To compare the current and pre-climate-change associations between phenotype and environment, we used data from Wiedenfeld (1991) which includes morphometric measurements from 153 yellow warblers captured between 1873 and 1987. We used wing-chord as a proxy for body size to calculate body-size corrected bill depth in historic and current samples. Using locations of capture, we extracted historical monthly climate data from Worldclim for the breeding months of May, June, and July for each sample between the years of 1901 – 1950, which we then averaged. As bioclim variables are not available for historic time-periods, we used an average precipitation. We then used the 'lm' function in R version 3.5.3 (https://www.R-project.org) to fit linear models to test the association between bill depth and the environment for both our historic and contemporary samples. We then calculated the residuals from the contemporary association to the historical line of best fit. We used those residuals as a measure of change between the historic and contemporary relationship between bill depth and climate, where a larger residual means a bigger mismatch between bill depth and the environment, relative to what we assume is the pre-climate change optimal. 

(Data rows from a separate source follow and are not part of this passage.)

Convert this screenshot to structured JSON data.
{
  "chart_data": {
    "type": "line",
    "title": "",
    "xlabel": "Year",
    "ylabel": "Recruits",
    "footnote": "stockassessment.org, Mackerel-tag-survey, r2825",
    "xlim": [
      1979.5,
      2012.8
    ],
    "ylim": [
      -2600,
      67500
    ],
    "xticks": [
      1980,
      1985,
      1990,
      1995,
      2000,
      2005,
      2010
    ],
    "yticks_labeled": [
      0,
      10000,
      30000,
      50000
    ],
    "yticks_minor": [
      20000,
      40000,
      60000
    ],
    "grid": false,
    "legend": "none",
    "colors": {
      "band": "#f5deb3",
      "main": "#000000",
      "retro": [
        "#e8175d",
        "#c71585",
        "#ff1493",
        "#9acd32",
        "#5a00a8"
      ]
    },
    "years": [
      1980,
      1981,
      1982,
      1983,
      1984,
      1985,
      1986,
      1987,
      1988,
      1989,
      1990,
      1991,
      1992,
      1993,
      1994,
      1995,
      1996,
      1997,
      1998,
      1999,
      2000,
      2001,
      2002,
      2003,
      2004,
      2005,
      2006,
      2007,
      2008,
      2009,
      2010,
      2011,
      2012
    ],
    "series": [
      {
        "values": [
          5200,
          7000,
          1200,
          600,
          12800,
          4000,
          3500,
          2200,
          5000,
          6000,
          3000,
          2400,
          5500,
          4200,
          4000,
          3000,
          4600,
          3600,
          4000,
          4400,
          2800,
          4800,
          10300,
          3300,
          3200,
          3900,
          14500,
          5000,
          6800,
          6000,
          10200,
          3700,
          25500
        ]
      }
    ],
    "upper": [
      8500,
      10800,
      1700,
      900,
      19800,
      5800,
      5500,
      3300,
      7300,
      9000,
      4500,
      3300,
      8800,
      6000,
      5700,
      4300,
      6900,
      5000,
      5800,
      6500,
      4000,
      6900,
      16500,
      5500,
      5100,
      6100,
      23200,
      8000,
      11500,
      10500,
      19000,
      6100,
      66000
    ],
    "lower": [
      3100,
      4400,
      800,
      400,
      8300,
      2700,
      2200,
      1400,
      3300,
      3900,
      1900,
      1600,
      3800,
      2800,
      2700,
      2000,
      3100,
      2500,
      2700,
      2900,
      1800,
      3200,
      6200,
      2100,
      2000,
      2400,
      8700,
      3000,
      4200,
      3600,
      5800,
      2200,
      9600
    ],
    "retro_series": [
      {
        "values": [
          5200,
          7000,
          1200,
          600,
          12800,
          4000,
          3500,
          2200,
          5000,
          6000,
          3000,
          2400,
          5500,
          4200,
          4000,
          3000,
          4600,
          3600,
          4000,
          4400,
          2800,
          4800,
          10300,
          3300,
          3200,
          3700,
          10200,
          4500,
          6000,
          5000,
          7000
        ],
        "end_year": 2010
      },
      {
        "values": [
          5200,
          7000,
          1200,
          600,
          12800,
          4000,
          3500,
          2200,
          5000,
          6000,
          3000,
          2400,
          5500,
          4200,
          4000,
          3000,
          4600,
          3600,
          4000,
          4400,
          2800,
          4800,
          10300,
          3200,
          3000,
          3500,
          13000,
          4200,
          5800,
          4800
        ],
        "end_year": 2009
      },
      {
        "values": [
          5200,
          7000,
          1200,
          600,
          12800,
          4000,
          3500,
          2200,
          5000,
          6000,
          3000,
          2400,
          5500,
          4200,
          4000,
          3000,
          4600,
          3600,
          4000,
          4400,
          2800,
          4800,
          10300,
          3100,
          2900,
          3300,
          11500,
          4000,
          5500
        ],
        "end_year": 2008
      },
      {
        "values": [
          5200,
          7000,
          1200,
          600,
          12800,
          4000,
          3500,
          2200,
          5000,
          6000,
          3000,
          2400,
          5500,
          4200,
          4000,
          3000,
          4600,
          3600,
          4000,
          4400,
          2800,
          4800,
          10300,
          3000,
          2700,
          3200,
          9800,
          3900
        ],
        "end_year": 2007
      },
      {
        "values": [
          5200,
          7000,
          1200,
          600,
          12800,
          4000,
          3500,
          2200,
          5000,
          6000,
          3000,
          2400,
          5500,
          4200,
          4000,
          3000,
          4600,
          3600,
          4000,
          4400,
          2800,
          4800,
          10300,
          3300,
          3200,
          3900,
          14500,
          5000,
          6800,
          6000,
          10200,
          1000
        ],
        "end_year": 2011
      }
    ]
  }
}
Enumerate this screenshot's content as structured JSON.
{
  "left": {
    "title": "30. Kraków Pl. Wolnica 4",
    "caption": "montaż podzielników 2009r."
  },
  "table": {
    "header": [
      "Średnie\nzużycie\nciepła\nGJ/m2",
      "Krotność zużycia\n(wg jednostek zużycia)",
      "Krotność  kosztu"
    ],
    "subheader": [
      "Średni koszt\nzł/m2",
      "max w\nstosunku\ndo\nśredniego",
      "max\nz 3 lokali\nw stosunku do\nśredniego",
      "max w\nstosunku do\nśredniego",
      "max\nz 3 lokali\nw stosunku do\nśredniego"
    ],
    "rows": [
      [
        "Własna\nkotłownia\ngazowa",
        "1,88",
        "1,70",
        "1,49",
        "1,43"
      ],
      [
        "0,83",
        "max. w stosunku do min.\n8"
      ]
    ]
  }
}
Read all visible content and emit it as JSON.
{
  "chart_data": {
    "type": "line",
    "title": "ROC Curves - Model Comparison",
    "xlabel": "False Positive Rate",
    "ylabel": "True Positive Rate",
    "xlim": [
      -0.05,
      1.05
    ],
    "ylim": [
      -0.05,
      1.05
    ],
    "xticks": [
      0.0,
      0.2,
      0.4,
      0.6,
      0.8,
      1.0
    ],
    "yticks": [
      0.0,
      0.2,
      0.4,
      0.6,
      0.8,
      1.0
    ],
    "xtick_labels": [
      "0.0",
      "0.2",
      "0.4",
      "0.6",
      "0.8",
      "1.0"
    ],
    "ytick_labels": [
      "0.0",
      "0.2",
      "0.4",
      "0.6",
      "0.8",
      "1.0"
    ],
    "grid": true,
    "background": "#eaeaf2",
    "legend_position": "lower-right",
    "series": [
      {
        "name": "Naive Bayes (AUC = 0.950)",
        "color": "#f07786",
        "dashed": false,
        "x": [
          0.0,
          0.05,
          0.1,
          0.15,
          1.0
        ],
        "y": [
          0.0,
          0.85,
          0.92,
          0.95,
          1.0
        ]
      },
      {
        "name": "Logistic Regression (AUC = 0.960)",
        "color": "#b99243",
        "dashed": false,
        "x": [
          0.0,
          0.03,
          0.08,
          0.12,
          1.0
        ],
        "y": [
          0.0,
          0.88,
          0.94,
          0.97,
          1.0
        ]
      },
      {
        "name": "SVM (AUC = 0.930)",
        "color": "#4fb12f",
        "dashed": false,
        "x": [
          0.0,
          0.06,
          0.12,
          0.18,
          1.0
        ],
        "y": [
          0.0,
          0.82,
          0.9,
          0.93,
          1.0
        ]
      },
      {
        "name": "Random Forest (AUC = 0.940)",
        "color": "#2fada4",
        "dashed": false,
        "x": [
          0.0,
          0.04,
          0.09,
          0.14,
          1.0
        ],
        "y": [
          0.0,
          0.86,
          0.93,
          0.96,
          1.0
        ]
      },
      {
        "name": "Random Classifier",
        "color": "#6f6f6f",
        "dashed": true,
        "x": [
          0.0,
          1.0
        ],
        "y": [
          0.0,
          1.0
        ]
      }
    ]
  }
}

We used population structure analyses to ask whether local populations have shifted their geographic ranges over the last century. We assembled a collection 169 historic samples of yellow warblers sampled on their breeding range. Historic samples were skin or toe pads loaned from museums (Supplementary Table ##). All samples were extracted using the Qiagen DNeasy Blood and Tissue Kit and genotyped at a set of 96 SNPs, previously identified for geographic assignment (Bay et al. 2021), using a Fluidigm 96.96 IFC controller. After SNP genotyping, we discarded individuals with poor quality data (<50% of SNPs genotyped). Genotypes from historic samples were combined with previously genotyped contemporary yellow warblers (1990-present) sampled on their breeding range (Bay et al. 2021). This left us with a final set of 551 samples (129 historical and 422 contemporary)

We performed principal components analysis (PCA) on contemporary samples only to establish the relationship between genetic variation and geography. PCA was performed using the SNPRelate package in R  v4.3.2. We then predicted loadings of historical samples using the snpgdsPCASampLoading function. Historical samples were plotted alongside contemporary samples to visualize whether relationships between genetic variation and geography changed over time. We used linear models to test for effects of latitude, longitude, and time (historical v. contemporary) on PC axes.